So we will use this paramater and value to calculate the number of engaged sessions.

First I am going to write the SQL and then explain it.

There are different ways to achieve the results. I will explain them here and then show another way in the “Advanced” section.

SELECT
 COUNT(DISTINCT
 CASE
     WHEN (SELECT value.string_value FROM      UNNEST(event_params) WHERE key = 'session_engaged') = '1'
  THEN CONCAT(user_pseudo_id,(select value.int_value FROM UNNEST(event_params) WHERE key = 'ga_session_id')) 
  END) as engaged_sessions
from
  `your-project.your-dataset.events_######`

/

Now let me explain the various parts of this query.
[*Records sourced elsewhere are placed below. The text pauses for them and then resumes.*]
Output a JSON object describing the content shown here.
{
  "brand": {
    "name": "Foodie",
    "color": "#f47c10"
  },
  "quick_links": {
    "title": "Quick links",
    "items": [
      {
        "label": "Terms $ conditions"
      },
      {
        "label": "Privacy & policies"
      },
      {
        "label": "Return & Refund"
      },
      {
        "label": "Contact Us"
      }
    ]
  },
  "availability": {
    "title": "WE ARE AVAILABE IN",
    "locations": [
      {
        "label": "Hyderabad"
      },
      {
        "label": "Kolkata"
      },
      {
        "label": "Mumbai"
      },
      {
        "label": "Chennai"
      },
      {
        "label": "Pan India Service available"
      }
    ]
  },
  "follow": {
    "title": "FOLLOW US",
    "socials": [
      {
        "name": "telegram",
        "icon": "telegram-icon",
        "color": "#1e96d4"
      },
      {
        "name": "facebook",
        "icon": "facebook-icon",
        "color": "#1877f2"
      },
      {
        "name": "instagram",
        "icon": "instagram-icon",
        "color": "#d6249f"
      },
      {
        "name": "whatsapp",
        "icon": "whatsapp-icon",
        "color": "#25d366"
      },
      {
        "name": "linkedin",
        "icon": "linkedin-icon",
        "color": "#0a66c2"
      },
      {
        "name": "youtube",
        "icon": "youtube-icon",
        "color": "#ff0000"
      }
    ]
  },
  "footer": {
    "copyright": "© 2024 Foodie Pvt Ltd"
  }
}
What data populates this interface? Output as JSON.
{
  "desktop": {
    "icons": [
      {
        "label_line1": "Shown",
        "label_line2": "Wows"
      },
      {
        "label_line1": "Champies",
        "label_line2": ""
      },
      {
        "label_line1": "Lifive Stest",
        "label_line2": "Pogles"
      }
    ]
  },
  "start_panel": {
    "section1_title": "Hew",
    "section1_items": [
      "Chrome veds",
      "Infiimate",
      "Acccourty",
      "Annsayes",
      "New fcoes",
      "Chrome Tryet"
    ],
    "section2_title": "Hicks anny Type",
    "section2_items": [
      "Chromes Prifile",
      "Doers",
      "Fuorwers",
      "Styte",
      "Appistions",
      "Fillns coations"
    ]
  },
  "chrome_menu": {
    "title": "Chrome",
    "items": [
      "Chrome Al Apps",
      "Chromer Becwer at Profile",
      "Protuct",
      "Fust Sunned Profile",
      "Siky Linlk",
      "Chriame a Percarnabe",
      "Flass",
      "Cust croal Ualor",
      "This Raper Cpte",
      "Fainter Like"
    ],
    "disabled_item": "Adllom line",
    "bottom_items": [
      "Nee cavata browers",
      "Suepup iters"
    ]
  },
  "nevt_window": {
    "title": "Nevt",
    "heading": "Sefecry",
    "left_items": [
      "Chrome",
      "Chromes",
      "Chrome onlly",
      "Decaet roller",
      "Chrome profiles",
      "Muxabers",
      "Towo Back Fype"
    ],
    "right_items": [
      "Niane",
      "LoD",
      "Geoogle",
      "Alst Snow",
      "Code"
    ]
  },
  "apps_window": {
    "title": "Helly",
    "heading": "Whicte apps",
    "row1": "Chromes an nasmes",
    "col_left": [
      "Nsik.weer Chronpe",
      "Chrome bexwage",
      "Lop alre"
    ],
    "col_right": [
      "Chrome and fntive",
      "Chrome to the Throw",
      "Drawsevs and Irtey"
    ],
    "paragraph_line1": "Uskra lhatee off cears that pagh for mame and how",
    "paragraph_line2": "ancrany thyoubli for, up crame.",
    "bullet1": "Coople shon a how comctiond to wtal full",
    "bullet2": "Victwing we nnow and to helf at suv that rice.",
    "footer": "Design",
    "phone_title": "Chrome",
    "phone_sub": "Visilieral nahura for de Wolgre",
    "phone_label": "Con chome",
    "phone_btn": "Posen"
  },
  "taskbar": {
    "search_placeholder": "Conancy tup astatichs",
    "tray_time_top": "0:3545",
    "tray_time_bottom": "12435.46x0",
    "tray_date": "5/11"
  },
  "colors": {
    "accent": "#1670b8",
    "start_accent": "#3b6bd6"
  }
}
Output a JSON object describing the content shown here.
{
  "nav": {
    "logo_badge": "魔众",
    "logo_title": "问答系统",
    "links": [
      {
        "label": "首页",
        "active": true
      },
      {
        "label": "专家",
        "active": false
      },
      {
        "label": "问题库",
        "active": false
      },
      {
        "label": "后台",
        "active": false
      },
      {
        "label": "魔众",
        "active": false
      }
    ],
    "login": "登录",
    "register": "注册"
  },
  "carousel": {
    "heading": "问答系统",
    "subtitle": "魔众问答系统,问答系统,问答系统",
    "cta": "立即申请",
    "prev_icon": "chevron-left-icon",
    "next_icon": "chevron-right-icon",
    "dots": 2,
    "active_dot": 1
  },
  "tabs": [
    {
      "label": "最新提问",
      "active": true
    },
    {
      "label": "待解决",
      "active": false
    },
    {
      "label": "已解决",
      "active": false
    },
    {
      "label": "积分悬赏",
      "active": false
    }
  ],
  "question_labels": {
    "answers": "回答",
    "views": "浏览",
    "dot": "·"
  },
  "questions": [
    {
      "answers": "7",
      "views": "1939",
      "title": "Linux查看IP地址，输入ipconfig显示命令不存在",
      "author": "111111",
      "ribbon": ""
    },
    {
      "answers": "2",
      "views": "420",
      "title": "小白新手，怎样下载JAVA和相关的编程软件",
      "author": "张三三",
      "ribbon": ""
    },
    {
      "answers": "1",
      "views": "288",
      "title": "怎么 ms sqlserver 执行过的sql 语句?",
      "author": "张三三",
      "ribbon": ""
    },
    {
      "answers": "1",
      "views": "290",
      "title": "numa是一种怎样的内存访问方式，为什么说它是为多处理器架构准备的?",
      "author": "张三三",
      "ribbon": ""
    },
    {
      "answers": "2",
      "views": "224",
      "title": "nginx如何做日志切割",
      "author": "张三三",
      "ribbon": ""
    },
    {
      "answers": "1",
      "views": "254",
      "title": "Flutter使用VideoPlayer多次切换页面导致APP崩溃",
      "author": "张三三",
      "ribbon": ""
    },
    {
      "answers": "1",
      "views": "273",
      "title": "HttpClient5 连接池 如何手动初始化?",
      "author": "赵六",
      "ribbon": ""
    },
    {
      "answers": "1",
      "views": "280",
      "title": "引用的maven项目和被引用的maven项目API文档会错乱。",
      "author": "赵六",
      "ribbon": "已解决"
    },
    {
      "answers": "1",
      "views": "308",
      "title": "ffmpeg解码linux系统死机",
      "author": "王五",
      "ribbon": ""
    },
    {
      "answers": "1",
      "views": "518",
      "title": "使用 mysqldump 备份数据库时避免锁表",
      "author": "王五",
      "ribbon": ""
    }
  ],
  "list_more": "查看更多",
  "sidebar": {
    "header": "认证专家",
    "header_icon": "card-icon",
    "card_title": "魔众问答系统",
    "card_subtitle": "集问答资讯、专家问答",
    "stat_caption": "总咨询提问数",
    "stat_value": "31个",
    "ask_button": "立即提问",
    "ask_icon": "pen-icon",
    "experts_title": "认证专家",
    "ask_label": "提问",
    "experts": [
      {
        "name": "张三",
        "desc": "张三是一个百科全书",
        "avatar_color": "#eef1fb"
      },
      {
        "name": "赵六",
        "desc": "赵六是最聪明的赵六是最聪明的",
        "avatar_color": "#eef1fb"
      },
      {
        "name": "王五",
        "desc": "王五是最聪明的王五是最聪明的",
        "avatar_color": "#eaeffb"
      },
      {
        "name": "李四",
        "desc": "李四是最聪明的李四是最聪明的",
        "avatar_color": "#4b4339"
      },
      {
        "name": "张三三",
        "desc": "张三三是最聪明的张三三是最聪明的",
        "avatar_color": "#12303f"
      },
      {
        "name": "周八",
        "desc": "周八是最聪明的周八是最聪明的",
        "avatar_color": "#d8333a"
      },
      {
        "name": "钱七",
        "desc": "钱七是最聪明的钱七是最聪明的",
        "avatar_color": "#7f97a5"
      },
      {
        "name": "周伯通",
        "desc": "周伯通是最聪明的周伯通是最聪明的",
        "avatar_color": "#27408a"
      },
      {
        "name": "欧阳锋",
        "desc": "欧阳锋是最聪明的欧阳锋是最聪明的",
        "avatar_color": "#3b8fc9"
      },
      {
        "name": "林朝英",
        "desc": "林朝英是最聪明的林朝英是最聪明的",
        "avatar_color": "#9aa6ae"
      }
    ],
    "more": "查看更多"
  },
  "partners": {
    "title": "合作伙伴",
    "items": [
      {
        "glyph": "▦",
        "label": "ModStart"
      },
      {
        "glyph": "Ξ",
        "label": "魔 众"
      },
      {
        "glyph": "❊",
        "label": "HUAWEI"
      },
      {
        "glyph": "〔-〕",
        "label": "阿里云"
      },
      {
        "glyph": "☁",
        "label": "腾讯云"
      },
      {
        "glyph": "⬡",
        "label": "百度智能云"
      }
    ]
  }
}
First I am going to break this query into two main parts, the main query and the CASE statement within the main query.

The main query counts distinct values that are returned from the embedded CASE Statement and calls them “engaged_session_count”, see below.

ELECT
 COUNT(DISTINCT
 [RESULT of CASE STATEMENT] ) as engaged_sessions_count
from
  `your-project.your-dataset.events_######`

The embedded CASE Statement is the one that finds the engaged sessions, using a subquery, and if it is found then returns a unique value by concatenating “user_pseduo_id” and “session_id” that are associated with that record.

CASE
     WHEN (SELECT value.string_value FROM      UNNEST(event_params) WHERE key = 'session_engaged') = '1'
  THEN CONCAT(user_pseudo_id,(select value.int_value FROM UNNEST(event_params) WHERE key = 'ga_session_id')) 
  END

There is yet another way to calculate Engaged Sessions, that I have covered in the “Advanced Notes” section below. Both of the ways will lead to the same result. You can decide which one is easier for you to understand and uses less processing resources.

Advanced Notes

Advanced notes are available for premium members only.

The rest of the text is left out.